With book publishing undergoing such major changes and so many of my colleagues and clients discouraged by these, one wonders whether the experience of having a first book published will ever be as satisfying as it once was. The answer is “yes!” Last week one of my projects, a first book, had an incredibly exciting and successful launch.
Five years ago, I read the obituary of Robert Giroux and I thought that there might be a wonderful story about Farrar Straus & Giroux and its authors during its heyday. I thought about who might write this book and read a very good piece in New York Magazine written by a young writer named Boris Kachka. Boris and I talked and, though he was initially doubtful about whether such a book would sell, he decided to tackle it.
The idea then became his and the result, five years later is HOTHOUSE: The Art of Survival and the Survival of Art at America’s Most Celebrated Publishing House, Farrar Straus & Giroux. The success of the book, as is always the case, was dependent on a number of factors:
1) The manuscript was well written and told a compelling story.
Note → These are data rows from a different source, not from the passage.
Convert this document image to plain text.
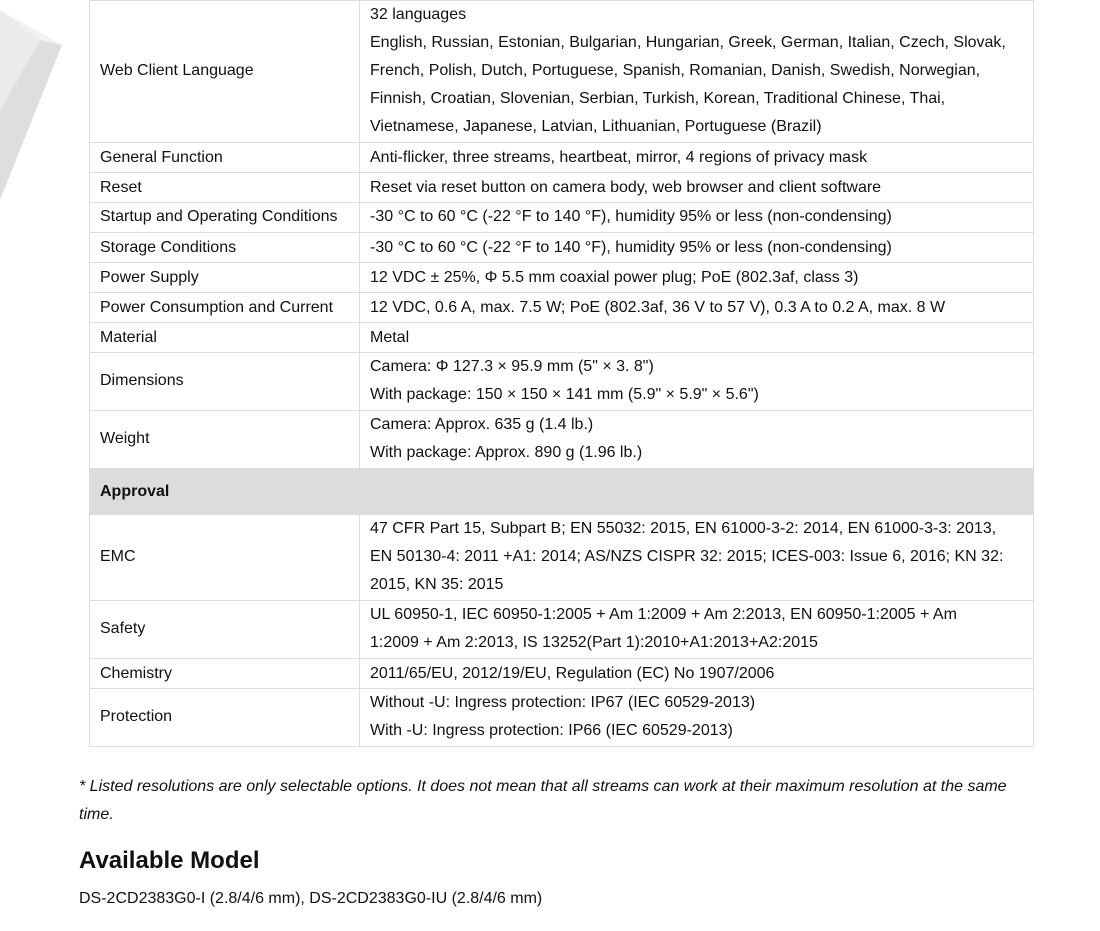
Web Client Language	32 languages
English, Russian, Estonian, Bulgarian, Hungarian, Greek, German, Italian, Czech, Slovak,
French, Polish, Dutch, Portuguese, Spanish, Romanian, Danish, Swedish, Norwegian,
Finnish, Croatian, Slovenian, Serbian, Turkish, Korean, Traditional Chinese, Thai,
Vietnamese, Japanese, Latvian, Lithuanian, Portuguese (Brazil)

General Function	Anti-flicker, three streams, heartbeat, mirror, 4 regions of privacy mask

Reset	Reset via reset button on camera body, web browser and client software

Startup and Operating Conditions	-30 °C to 60 °C (-22 °F to 140 °F), humidity 95% or less (non-condensing)

Storage Conditions	-30 °C to 60 °C (-22 °F to 140 °F), humidity 95% or less (non-condensing)

Power Supply	12 VDC ± 25%, Φ 5.5 mm coaxial power plug; PoE (802.3af, class 3)

Power Consumption and Current	12 VDC, 0.6 A, max. 7.5 W; PoE (802.3af, 36 V to 57 V), 0.3 A to 0.2 A, max. 8 W

Material	Metal

Dimensions	Camera: Φ 127.3 × 95.9 mm (5" × 3. 8")
With package: 150 × 150 × 141 mm (5.9" × 5.9" × 5.6")

Weight	Camera: Approx. 635 g (1.4 lb.)
With package: Approx. 890 g (1.96 lb.)

Approval	
EMC	47 CFR Part 15, Subpart B; EN 55032: 2015, EN 61000-3-2: 2014, EN 61000-3-3: 2013,
EN 50130-4: 2011 +A1: 2014; AS/NZS CISPR 32: 2015; ICES-003: Issue 6, 2016; KN 32:
2015, KN 35: 2015

Safety	UL 60950-1, IEC 60950-1:2005 + Am 1:2009 + Am 2:2013, EN 60950-1:2005 + Am
1:2009 + Am 2:2013, IS 13252(Part 1):2010+A1:2013+A2:2015

Chemistry	2011/65/EU, 2012/19/EU, Regulation (EC) No 1907/2006

Protection	Without -U: Ingress protection: IP67 (IEC 60529-2013)
With -U: Ingress protection: IP66 (IEC 60529-2013)
* Listed resolutions are only selectable options. It does not mean that all streams can work at their maximum resolution at the same time.
Available Model
DS-2CD2383G0-I (2.8/4/6 mm), DS-2CD2383G0-IU (2.8/4/6 mm)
2) The editing was brilliant.
3) The launch of the book was thoroughly thought out and extremely well timed.
In fact, Boris produced a terrific manuscript which even in draft form was a real page turner. Then his editor Jofie Ferrari-Adler did an incredible job of editing the narrative.
Finally, with Jofie’s passionate mentorship, Simon & Schuster strategically sent out galleys to writers and independent booksellers for quotes. Authors, including Toni Morrison, Junot Diaz, and Larry McMurtry, and dozens of independent booksellers commented on how terrific the material was.
The title topped the August non-fiction Independent Bookseller Recommended list and then the publisher distributed a superb marketing brochure conceived by publishing icon Michael Korda and developed by Jofie, his team and Boris. Check it out:
In this day of digital distribution, the brochure was mailed out to hundreds of people and the reaction was instantaneous and incredibly enthusiastic. Everyone who received it wanted an advance copy of the book.
HOTHOUSE was reprinted before it was published on August 6th and was celebrated at a publishing party in the Roundtable Room at the Algonquin.
Of course we don’t know what will ultimately happen in this story, but of one thing I am sure. As I stood listening to Boris talk at his launch party, I thought, “This is why I love the publishing business!”